Fri, Apr 10, 2015 - Page 5 News List

Wielding firecrackers, monkey-chasers to start work on Monday in Gukeng

Staff writer, with CNA

Two Formosan macaques, also known as Formosan rock monkeys, plunder fruit and crops in Yunlin County on Friday last week.

Photo: Huang Shu-li, Taipei Times

Yunlin County has recruited and trained seven people to chase monkeys away from farms in the county, which has a large population of Formosan macaques.

The seven, selected from more than 30 applicants, are to soon begin work in the mountains of Gukeng Township (古坑). Their primary tactic is to employ firecrackers to deter the primates.

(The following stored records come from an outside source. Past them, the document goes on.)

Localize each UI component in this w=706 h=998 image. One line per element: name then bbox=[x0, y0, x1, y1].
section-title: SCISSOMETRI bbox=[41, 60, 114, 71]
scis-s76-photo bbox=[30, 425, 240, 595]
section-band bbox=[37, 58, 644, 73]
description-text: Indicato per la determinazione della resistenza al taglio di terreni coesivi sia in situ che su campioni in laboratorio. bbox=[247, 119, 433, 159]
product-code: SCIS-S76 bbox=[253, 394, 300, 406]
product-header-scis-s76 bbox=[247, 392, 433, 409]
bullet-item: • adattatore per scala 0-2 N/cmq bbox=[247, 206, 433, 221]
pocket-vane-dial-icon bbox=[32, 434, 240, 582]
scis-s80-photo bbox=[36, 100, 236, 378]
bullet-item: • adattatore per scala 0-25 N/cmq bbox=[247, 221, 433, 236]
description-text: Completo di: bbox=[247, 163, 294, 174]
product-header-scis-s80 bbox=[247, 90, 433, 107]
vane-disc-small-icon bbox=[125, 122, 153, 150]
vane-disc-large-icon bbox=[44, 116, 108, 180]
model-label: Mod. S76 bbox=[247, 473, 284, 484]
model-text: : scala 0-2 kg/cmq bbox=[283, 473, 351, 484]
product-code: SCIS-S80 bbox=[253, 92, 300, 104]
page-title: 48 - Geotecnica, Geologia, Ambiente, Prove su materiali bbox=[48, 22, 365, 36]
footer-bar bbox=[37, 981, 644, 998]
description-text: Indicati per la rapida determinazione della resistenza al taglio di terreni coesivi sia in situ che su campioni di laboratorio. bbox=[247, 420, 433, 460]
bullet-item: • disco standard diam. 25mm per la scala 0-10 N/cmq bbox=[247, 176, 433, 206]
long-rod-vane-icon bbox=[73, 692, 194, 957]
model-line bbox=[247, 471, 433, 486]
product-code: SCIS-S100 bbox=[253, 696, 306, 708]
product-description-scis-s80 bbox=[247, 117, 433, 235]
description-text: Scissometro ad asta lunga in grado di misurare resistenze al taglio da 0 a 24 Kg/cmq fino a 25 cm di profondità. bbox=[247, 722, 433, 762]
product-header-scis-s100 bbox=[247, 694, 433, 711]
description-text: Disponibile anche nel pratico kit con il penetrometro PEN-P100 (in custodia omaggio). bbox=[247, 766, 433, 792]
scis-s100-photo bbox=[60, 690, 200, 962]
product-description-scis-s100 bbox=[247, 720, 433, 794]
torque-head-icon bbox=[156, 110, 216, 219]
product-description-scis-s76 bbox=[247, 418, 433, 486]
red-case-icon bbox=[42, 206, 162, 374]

It is better to use firecrackers to scare off the animals than to erect electrified fencing or adopt sterilization to reduce their numbers, the township administration said.

The administration said the job of “monkey-chaser” is more difficult than it may seem and that most recruits are older farmers, although it also received applications from young people with college degrees.

The chasers are to start work on Monday at a salary of NT$24,000 per month.

The Formosan macaque, also known as the Formosan rock monkey, is native to Taiwan.

It once faced extinction due to human hunting before being listed as “precious and rare” and placed under strict protection, in accordance with the 1989 Wildlife Conservation Act (野生動物保育法).

By 2009, the Formosan macaque population had surged to 250,000, leading the Council of Agriculture to downgrade the species’ status to “conserved.”